Reliability and Accountability Continue to Rise in the Digital Media Space
Multiple areas in the digital media world have started commenting on the reliability of certain industry “norms” that currently exist. Digiday published an article covering digital media buying audits and poked holes in the strategy, results and overall system that digital media auditors have implemented. Adweek covered the latest venture of five leading marketer groups in the U.S. that have had enough of the ambiguity and uncertainty that comes with third-party marketing data. Now that digital media is an established platform for providing content and reaching consumers, there is an attitude shift occurring that everything may not have been set up in the smartest, most trustworthy way.
Media Buying Audits Are Unfairly Affecting Digital Publishers
Recently, a lot of media buying has transitioned to in-house jobs rather than contracting with agencies in an attempt to cut down on costs for ad purchases. During this transition, brand advertisers have started to question the process of pricing and analyzing digital ad placements that media audit agencies claim to do. Digital advertisements have become more complicated than the basic CPM price points that digital audit firms want to place on these ads, especially with the amount of programmatic buying that is now occurring. The number of variables that currently exist for digital impressions is way larger than anything a CPM benchmark could cover, and the CPM is giving a false impression on the agency’s and the ad’s performance.
More so, there have been a lot of questions surrounding how reliable some of the digital audit firm’s tactics are for determining the cost of ads. The “pool benchmarking” media auditing technique is outdated and rumored to not be very honest. The strategy is supposed to include a large number of clients in the pool and then compare an individual brand’s advertising costs and performance vs. the entire pool. The issue is that a lot of times, the pool doesn’t include enough clients to provide a reliable comparison on the individual brand to the “industry.”
Why Should Digital Media Publishers Care?
The publishers are being impacted because they are trying to sell advertising space on their websites through digital ad buys. The problem is that when the media auditors are reporting exaggerated and false results for digital ad performances, then the publishers end up having to offer better prices that match those from the audit pool results. Publishers are being bullied into offering the lower price for their ad space that the media auditors are reporting as industry average. In reality, the price should be higher, so publishers are losing out on that advertising profit.

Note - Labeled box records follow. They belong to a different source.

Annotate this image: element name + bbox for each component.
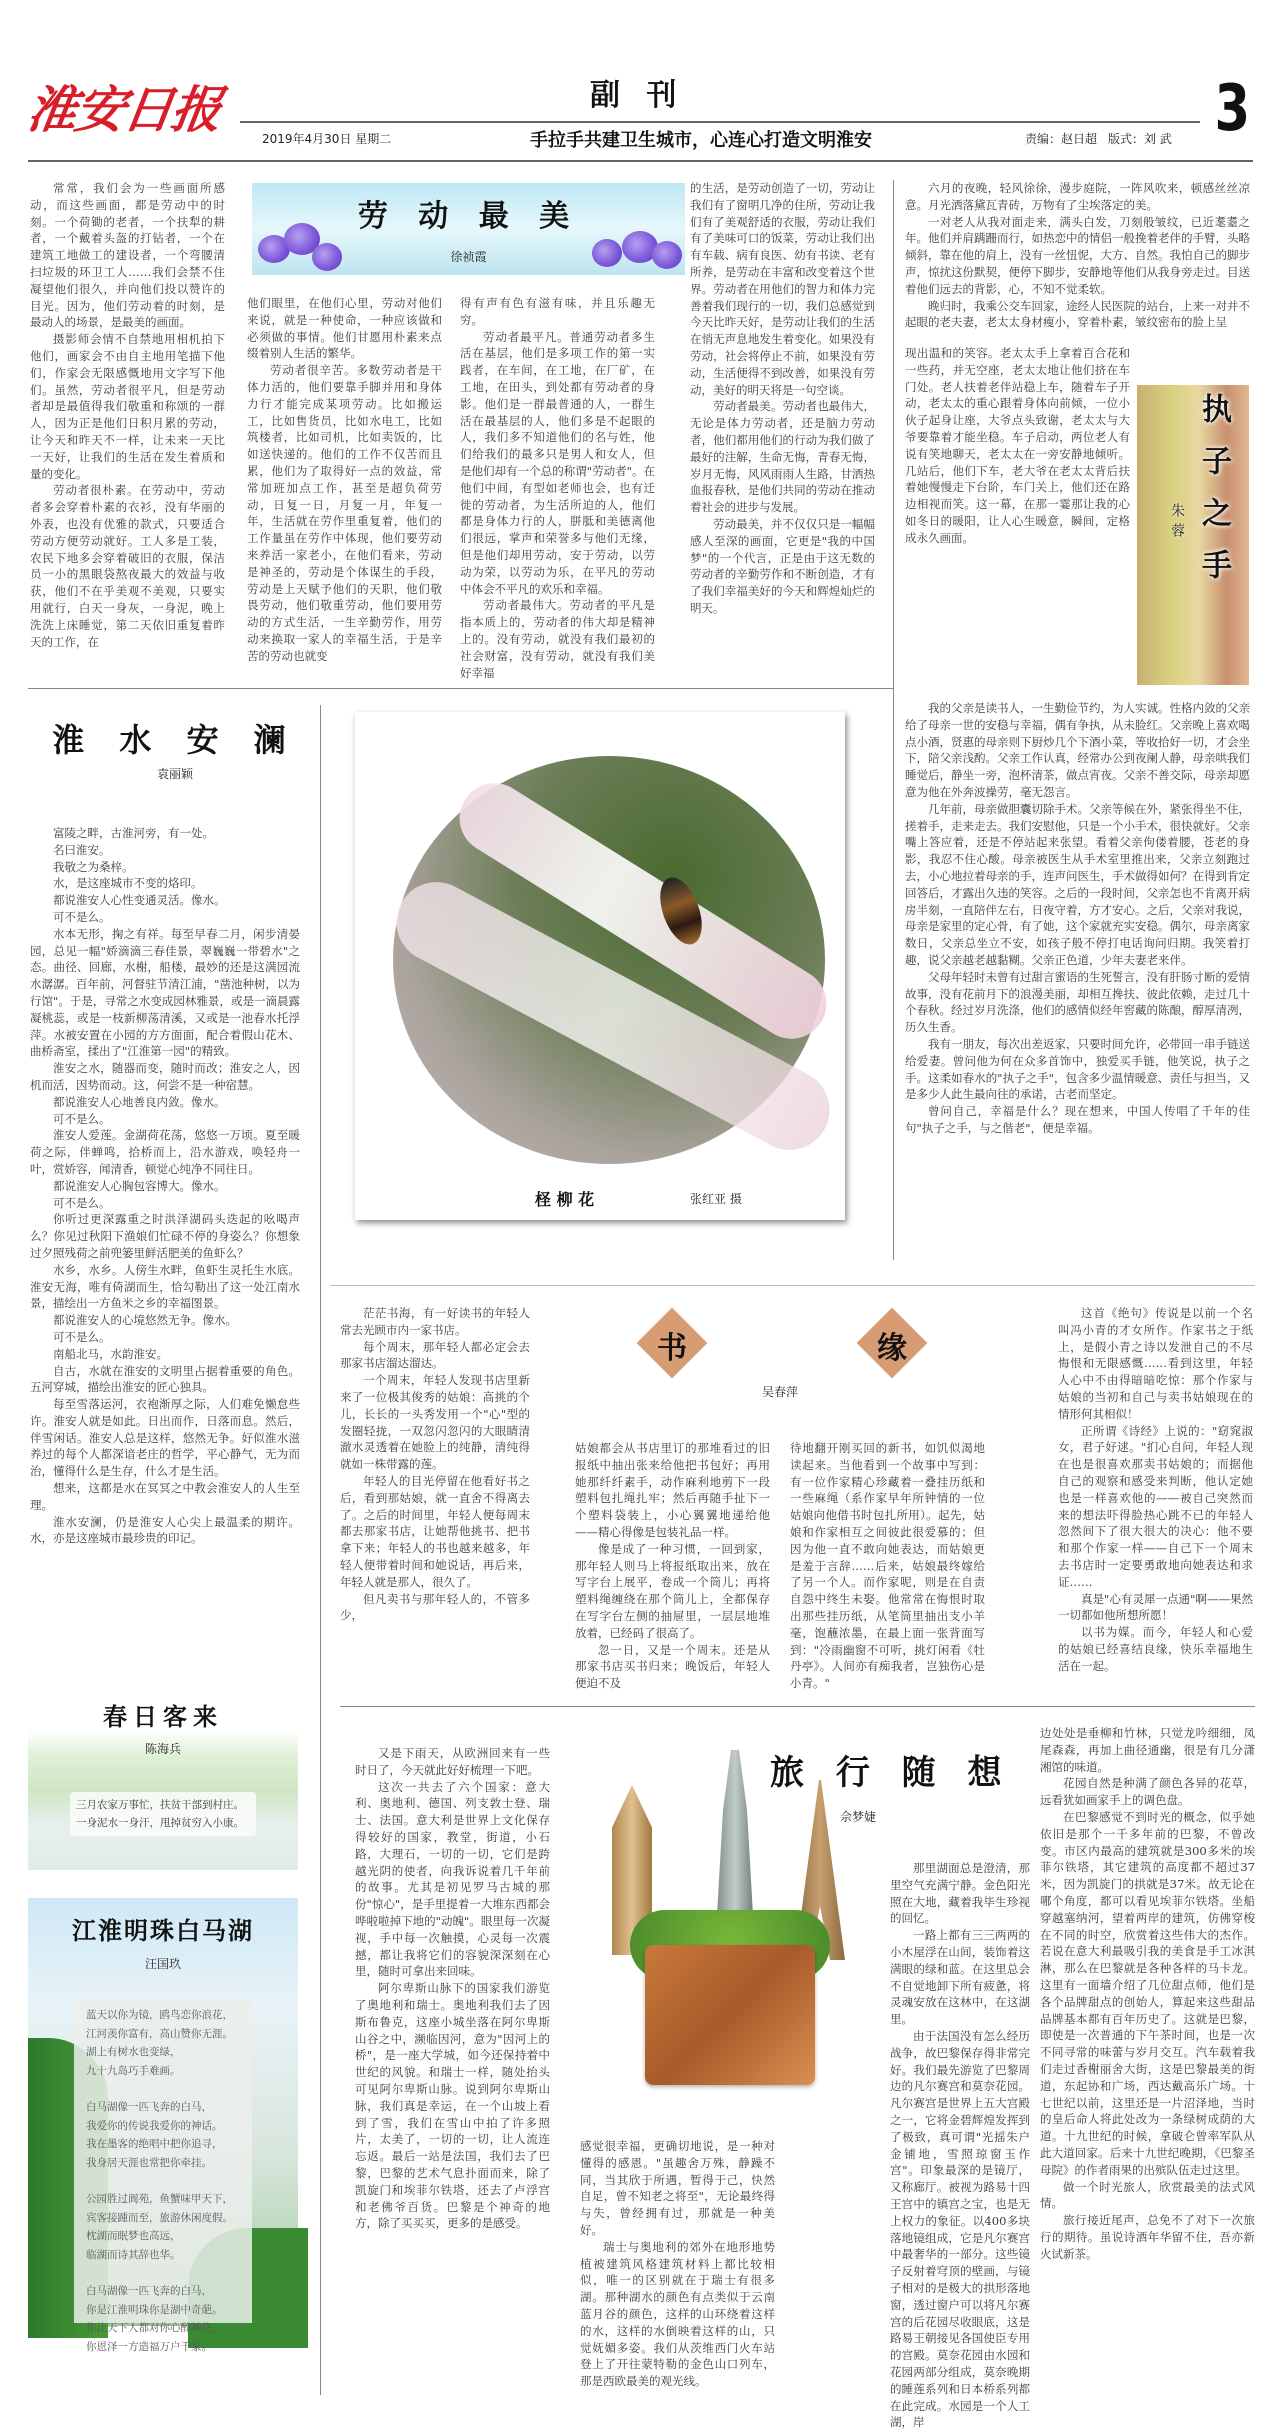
lvxing-col1: 又是下雨天，从欧洲回来有一些时日了，今天就此好好梳理一下吧。 这次一共去了六个国家：意大利、奥地利、德国、列支敦士登、瑞士、法国。意大利是世界上文化保存得较好的国家，教堂，街道，小石路，大理石，一切的一切，它们是跨越光阴的使者，向我诉说着几千年前的故事。尤其是初见罗马古城的那份"惊心"，是手里提着一大堆东西都会哗啦啦掉下地的"动魄"。眼里每一次凝视，手中每一次触摸，心灵每一次震撼，都让我将它们的容貌深深刻在心里，随时可拿出来回味。 阿尔卑斯山脉下的国家我们游览了奥地利和瑞士。奥地利我们去了因斯布鲁克，这座小城坐落在阿尔卑斯山谷之中，濒临因河，意为"因河上的桥"，是一座大学城，如今还保持着中世纪的风貌。和瑞士一样，随处抬头可见阿尔卑斯山脉。说到阿尔卑斯山脉，我们真是幸运，在一个山坡上看到了雪，我们在雪山中拍了许多照片，太美了，一切的一切，让人流连忘返。最后一站是法国，我们去了巴黎，巴黎的艺术气息扑面而来，除了凯旋门和埃菲尔铁塔，还去了卢浮宫和老佛爷百货。巴黎是个神奇的地方，除了买买买，更多的是感受。	[355, 1746, 550, 2231]
stanza: 白马湖像一匹飞奔的白马， 你是江淮明珠你是湖中奇葩。 你让天下人都对你心醉神往， 你恩泽一方造福万户千家。	[86, 2285, 223, 2353]
chunri-title: 春日客来	[103, 1703, 223, 1731]
shuyuan-title-left: 书	[657, 1331, 687, 1366]
huaishui-body: 富陵之畔，古淮河旁，有一处。 名曰淮安。 我敬之为桑梓。 水，是这座城市不变的烙印。 都说淮安人心性变通灵活。像水。 可不是么。 水本无形，掬之有祥。每至早春二月，闲步清晏园，总见一幅"娇滴滴三春佳景，翠巍巍一带碧水"之态。曲径、回廊，水榭，船楼，最妙的还是这满园流水潺潺。百年前，河督驻节清江浦，"凿池种树，以为行馆"。于是，寻常之水变成园林雅景，或是一滴晨露凝桃蕊，或是一枝新柳荡清溪，又或是一池春水托浮萍。水被安置在小园的方方面面，配合着假山花木、曲桥斋室，揉出了"江淮第一园"的精致。 淮安之水，随器而变，随时而改；淮安之人，因机而活，因势而动。这，何尝不是一种宿慧。 都说淮安人心地善良内敛。像水。 可不是么。 淮安人爱莲。金湖荷花荡，悠悠一万顷。夏至暖荷之际，伴蝉鸣，拾桥而上，沿水游戏，唤轻舟一叶，赏娇容，闻清香，顿觉心纯净不同往日。 都说淮安人心胸包容博大。像水。 可不是么。 你听过更深露重之时洪泽湖码头迭起的吆喝声么？你见过秋阳下渔娘们忙碌不停的身姿么？你想象过夕照残荷之前兜篓里鲜活肥美的鱼虾么？ 水乡，水乡。人傍生水畔，鱼虾生灵托生水底。淮安无海，唯有倚湖而生，恰勾勒出了这一处江南水景，描绘出一方鱼米之乡的幸福图景。 都说淮安人的心境悠然无争。像水。 可不是么。 南船北马，水韵淮安。 自古，水就在淮安的文明里占据着重要的角色。五河穿城，描绘出淮安的匠心独具。 每至雪落运河，衣袍渐厚之际，人们难免懒怠些许。淮安人就是如此。日出而作，日落而息。然后，伴雪闲话。淮安人总是这样，悠然无争。好似淮水滋养过的每个人都深谙老庄的哲学，平心静气，无为而治，懂得什么是生存，什么才是生活。 想来，这都是水在冥冥之中教会淮安人的人生至理。 淮水安澜，仍是淮安人心尖上最温柔的期许。水，亦是这座城市最珍贵的印记。	[30, 826, 300, 1546]
slogan: 手拉手共建卫生城市，心连心打造文明淮安	[530, 130, 872, 151]
suitcase-icon	[645, 1945, 815, 2085]
zhizi-author: 朱蓉	[1169, 503, 1185, 543]
chunri-poem: 三月农家万事忙，扶贫干部到村庄。 一身泥水一身汗，甩掉贫穷入小康。	[70, 1792, 256, 1836]
laodong-col1: 常常，我们会为一些画面所感动，而这些画面，都是劳动中的时刻。一个荷锄的老者，一个扶犁的耕者，一个戴着头盔的打钻者，一个在建筑工地做工的建设者，一个弯腰清扫垃圾的环卫工人……我们会禁不住凝望他们很久，并向他们投以赞许的目光。因为，他们劳动着的时刻，是最动人的场景，是最美的画面。 摄影师会情不自禁地用相机拍下他们，画家会不由自主地用笔描下他们，作家会无限感慨地用文字写下他们。虽然，劳动者很平凡，但是劳动者却是最值得我们敬重和称颂的一群人，因为正是他们日积月累的劳动，让今天和昨天不一样，让未来一天比一天好，让我们的生活在发生着质和量的变化。 劳动者很朴素。在劳动中，劳动者多会穿着朴素的衣衫，没有华丽的外表，也没有优雅的款式，只要适合劳动方便劳动就好。工人多是工装，农民下地多会穿着破旧的衣服，保洁员一小的黑眼袋熬夜最大的效益与收获，他们不在乎美观不美观，只要实用就行，白天一身灰，一身泥，晚上洗洗上床睡觉，第二天依旧重复着昨天的工作，在	[30, 181, 225, 649]
section-rule	[330, 1285, 1255, 1286]
section-rule	[340, 1706, 1255, 1707]
zhizi-narrow: 现出温和的笑容。老太太手上拿着百合花和一些药，并无空座，老太太地让他们挤在车门处。老人扶着老伴站稳上车，随着车子开动，老太太的重心跟着身体向前倾，一位小伙子起身让座，大爷点头致谢，老太太与大爷要靠着才能坐稳。车子启动，两位老人有说有笑地聊天，老太太在一旁安静地倾听。几站后，他们下车，老大爷在老太太背后扶着她慢慢走下台阶，车门关上，他们还在路边相视而笑。这一幕，在那一霎那让我的心如冬日的暖阳，让人心生暖意，瞬间，定格成永久画面。	[905, 346, 1130, 545]
lvxing-title: 旅 行 随 想	[770, 1753, 1012, 1793]
zhizi-bottom: 我的父亲是读书人，一生勤俭节约，为人实诚。性格内敛的父亲给了母亲一世的安稳与幸福，偶有争执，从未脸红。父亲晚上喜欢喝点小酒，贤惠的母亲则下厨炒几个下酒小菜，等收拾好一切，才会坐下，陪父亲浅酌。父亲工作认真，经常办公到夜阑人静，母亲哄我们睡觉后，静坐一旁，泡杯清茶，做点宵夜。父亲不善交际，母亲却愿意为他在外奔波操劳，毫无怨言。 几年前，母亲做胆囊切除手术。父亲等候在外，紧张得坐不住，搓着手，走来走去。我们安慰他，只是一个小手术，很快就好。父亲嘴上答应着，还是不停站起来张望。看着父亲佝偻着腰，苍老的身影，我忍不住心酸。母亲被医生从手术室里推出来，父亲立刻跑过去，小心地拉着母亲的手，连声问医生，手术做得如何？在得到肯定回答后，才露出久违的笑容。之后的一段时间，父亲怎也不肯离开病房半刻，一直陪伴左右，日夜守着，方才安心。之后，父亲对我说，母亲是家里的定心骨，有了她，这个家就充实安稳。偶尔，母亲离家数日，父亲总坐立不安，如孩子般不停打电话询问归期。我笑着打趣，说父亲越老越黏糊。父亲正色道，少年夫妻老来伴。 父母年轻时未曾有过甜言蜜语的生死誓言，没有肝肠寸断的爱情故事，没有花前月下的浪漫美丽，却相互搀扶、彼此依赖，走过几十个春秋。经过岁月洗涤，他们的感情似经年窖藏的陈酿，醇厚清冽，历久生香。 我有一朋友，每次出差返家，只要时间允许，必带回一串手链送给爱妻。曾问他为何在众多首饰中，独爱买手链，他笑说，执子之手。这柔如春水的"执子之手"，包含多少温情暖意、责任与担当，又是多少人此生最向往的承诺，古老而坚定。 曾问自己，幸福是什么？现在想来，中国人传唱了千年的佳句"执子之手，与之偕老"，便是幸福。	[905, 701, 1250, 1135]
column-divider	[893, 180, 894, 1260]
photo-frame	[355, 712, 845, 1220]
stanza: 公园胜过阆苑，鱼蟹味甲天下， 宾客接踵而至，旅游休闲度假。 枕湖而眠梦也高远， 临湖而诗其辞也华。	[86, 2193, 233, 2261]
laodong-author: 徐祯霞	[450, 250, 487, 264]
chunri-box	[28, 1695, 298, 1870]
baimahu-box	[28, 1898, 298, 2353]
chunri-author: 陈海兵	[144, 1742, 181, 1756]
layout-credit: 版式：刘 武	[1108, 132, 1172, 146]
zhizi-top: 六月的夜晚，轻风徐徐，漫步庭院，一阵风吹来，顿感丝丝凉意。月光洒落黛瓦青砖，万物有了尘埃落定的美。 一对老人从我对面走来，满头白发，刀刻般皱纹，已近耄耋之年。他们并肩蹒跚而行，如热恋中的情侣一般挽着老伴的手臂，头略倾斜，靠在他的肩上，没有一丝忸怩，大方、自然。我怕自己的脚步声，惊扰这份默契，便停下脚步，安静地等他们从我身旁走过。目送着他们远去的背影，心，不知不觉柔软。 晚归时，我乘公交车回家，途经人民医院的站台，上来一对并不起眼的老夫妻，老太太身材瘦小，穿着朴素，皱纹密布的脸上呈	[905, 181, 1250, 330]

The positive is that because of the callout that media auditors are outdated, and with the shift to in-house media buying, the agencies are trying to make changes to keep up with media advertising. They are trying to steer away from auditing and towards effectiveness modeling to help their brand clients perform as best they can in the digital ad space. This will hopefully result in fairer price negotiating for digital ads moving forward.
Third-Party Data Clean Up
Advertising space isn’t the only topic in question lately. Recently, industry professionals have had enough with messy datasets as well. As the number of datasets available continues to grow, marketers and advertisers are overwhelmed with options and are uncertain as to which data is the most reliable. Details about where the data comes from, what audience is included in it, how it was acquired, etc. can be hard to come by. When advertisers want to buy third-party datasets, they are basically in the dark for which they can rely on. Five of the leading marketing groups – the ANA, the ARF, the Coalition for Innovative Media Measurement, the DMA and the IAB Tech Lab – are trying to fix this by establishing data labeling standards.
The aim of the data labeling standards is to provide insight into four questions that commonly go unanswered:
- Which provider did the segment come from?
- What is the source of their data?
- Who is in an audience and which audiences on the market are comparable?
- How was the audience built?
By implementing structure to the data and requiring information on each set be provided, this will help to clean up the industry and help to bring good data to the forefront for marketers and advertisers.
How Publishers Can Benefit
The emphasis on the current issues with third-party data and datasets in general is a positive thing for publishers. Legislative initiatives such as GDPR and CCPA started the momentum of demanding better practices for using consumer data, but that alone isn’t enough. Structuring and monitoring the way third-party data is sold will help to weed out bad datasets and will further emphasize the importance of pure data lists.
While skepticism and scrutiny for ambiguous data lists are high, publishers should act on the opportunity to provide better data. An advantage they have is their built-in audiences that are comprised of first-party data. Even if the third-party data becomes more regulated, first-party data is still the most ideal for targeting consumers. Publishers are in a unique position and should take action now. One of the best ways to do so is by ensuring their data is already clean, organized, and unified under one platform. The value and the opportunity is there, publishers just need to make sure they are acting on it.
A Brighter Future Is on the Horizon
While separate topics, each of these situations is encouraging for publishers. The industry is starting to hold one another accountable for services and offerings that are being shared between advertisers, marketers, and publishers. The value that digital media publishers have is large and hopefully these initiatives will help to give publishers a fair place in the industry.